Cette dynamique n’est pas encore à la hauteur des besoins structurels du pays, mais elle permet de stabiliser une partie des circuits de production alimentaire interne.

Coopératives et filières : moteurs d’un ancrage rural durable

La résilience du tissu agricole repose largement sur la redynamisation des coopératives locales. Dans les régions mentionnées, des dizaines de coopératives ont repris leurs activités après des années de stagnation. Ces structures jouent un rôle crucial dans la mutualisation des moyens de production, la formation des producteurs et la commercialisation des produits.

La filière laitière, notamment dans le domaine des fromages de chèvre, illustre bien cette renaissance. Des unités artisanales ont été relancées à Marjeyoun et dans ses environs, avec une demande croissante sur les marchés locaux et auprès des réseaux de la diaspora. La valorisation de ces produits passe par des circuits courts, souvent soutenus par des marchés de producteurs organisés ponctuellement dans les municipalités.

Les coopératives ont aussi contribué à l’émergence de chaînes de valeur intégrées, depuis la production jusqu’à la transformation. Certaines exploitations agricoles ont investi dans des moulins à huile d’olive, des séchoirs solaires pour les herbes médicinales ou encore des conditionneuses pour les légumes secs. Cette montée en gamme de la production contribue à augmenter les revenus des agriculteurs et à stabiliser leur activité dans un environnement économique très volatil.

Stabilisation sociale et prévention de l’exode rural

Au-delà des indicateurs économiques, la relance agricole joue un rôle de stabilisateur social.
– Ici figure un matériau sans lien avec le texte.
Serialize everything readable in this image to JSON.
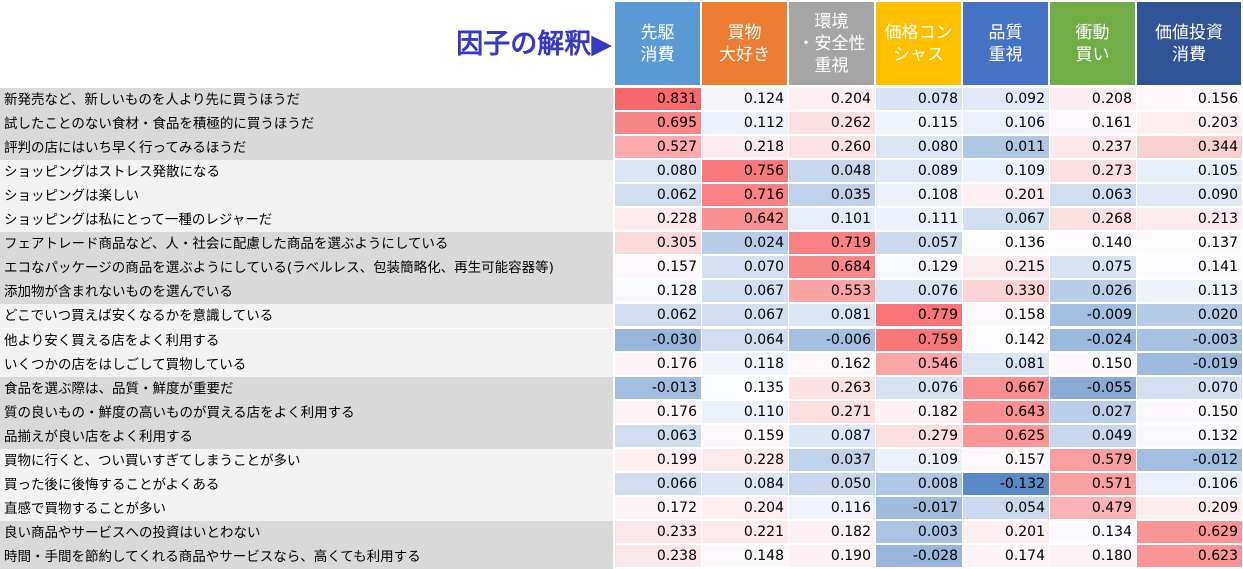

Dans plusieurs localités du Sud, les autorités municipales constatent une baisse relative de l’exode vers les villes. De jeunes diplômés ont choisi de reprendre les terres familiales, soutenus par des formations pratiques organisées par les ONG partenaires et parfois par des universités locales.

Le maintien des populations rurales, en particulier des femmes et des jeunes, est un enjeu majeur de résilience. Les coopératives offrent des espaces d’emploi, de socialisation et de responsabilisation communautaire. À Nabatieh, des ateliers de transformation de produits laitiers emploient exclusivement des femmes, leur assurant un revenu régulier et une autonomie accrue.

Dans les zones non couvertes par ces initiatives, la précarité reste aiguë. Le contraste entre les villages bénéficiant d’un appui structurel et ceux laissés pour compte met en lumière l’importance de généraliser ces efforts. À Marjeyoun, la reprise de l’agriculture a aussi eu pour effet de diminuer les tensions communautaires en offrant des perspectives économiques partagées.

La sécurité alimentaire à l’agenda des nouvelles municipalités

L’enjeu agricole ne relève plus uniquement du ministère concerné. Depuis les dernières élections municipales, plusieurs municipalités ont intégré des volets agricoles dans leurs plans d’action. À Saïda, la nouvelle municipalité a signé des accords avec des producteurs locaux pour assurer un approvisionnement régulier des marchés populaires et stabiliser les prix des denrées de base.

Cette politique municipale vise à protéger le pouvoir d’achat des ménages les plus vulnérables tout en soutenant les circuits de production locaux. Elle s’inscrit dans une stratégie plus large de gestion urbaine intégrée, où les marchés agricoles sont pensés comme des espaces économiques, sociaux et alimentaires prioritaires.

D’autres villes, comme Zahrani ou Bint Jbeil, étudient la création de régies municipales alimentaires ou d’incubateurs agricoles. L’idée est de fournir un appui technique, logistique et parfois foncier à des projets agricoles portés par des jeunes ou des chômeurs en reconversion.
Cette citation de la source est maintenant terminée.